3 cups of Wheat Flour

  • 1 Egg
  • 1 ½ – 2 cups of water


  • Vegetable Oil
  • ½ Onion – chopped
  • Three cloves of finely chopped Garlic
  • ½ kg Meat, sliced into thin bite-size pieces
  • 300 gm of radish, sliced into thin bit size pieces
  • Spring Onion, for garnish
  • Salt and Soya Sauce

Soup Base:
Put all the ingredients in a large pot, fill it with water halfway through and bring it to a boil. Once it boils, bring the flame down and let it simmer for 45 minutes or so. Occasionally, you can skim off the scum that builds over the soup liquid. Add just a little salt to flavour the meat but not too much as you’re going to use the soup later and it will get salty then.

Put the flour in a large bowl, make a well in the centre. Add one egg and slowly add the water and knead the dough until it is firm but supple. Now, flatten the dough and slice it into strips about one inch wide. Add a little oil, and let it sit covered on a plate. This is your thenthuk dough ready to be pulled.  (You can bypass the egg, but the egg addition makes the noodle a little firmer – it absorbs less liquid and keeps its firm).

The first step is to make the radish. In a pan, add a little oil and fry the radish on a medium flame by itself until it becomes nice and golden. Once browned, leave it aside – it will be added to the soup at a later stage.

In a big pot, add the oil, onion, and garlic, and let the onion brown. Add the meat, a dash of black pepper, salt to taste and as it browns, a dash of soya sauce to flavour the meat. Once the meat is nicely browned, add your strained soup stock and bring it to a boil, letting the meat cook nicely.

Finally, add the browned radish, and now you are ready to throw your thenthuk. Basically, take one of the strips of oiled dough, flatten it out with your fingers and gently pull it till it is flat like a long ribbon. Now, starting with one end, break of square thumb-size piece from the end and throw it directly into the soup.  Keep repeating – the trick is not to get the steam on your hands, so, stay a little clear of the soup pot and throw the dough into the soup.
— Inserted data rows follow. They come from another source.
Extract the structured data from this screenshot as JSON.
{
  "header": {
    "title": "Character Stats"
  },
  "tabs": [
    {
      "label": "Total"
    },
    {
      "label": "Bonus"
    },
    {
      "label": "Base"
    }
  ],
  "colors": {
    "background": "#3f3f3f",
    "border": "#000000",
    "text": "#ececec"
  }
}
If this is too hard, you can pull off longer strips and add them to the soup. After adding all the dough, cover, bring to a boil and turn off the heat. Let stand for two minutes, and your soup is ready to serve. Garnish with chopped spring onion.

To serve:
First, serve the boiled meat accompanied by some nice spicy hot sauce. Next, serve the bowls of thenthuk along with a side vegetable or two.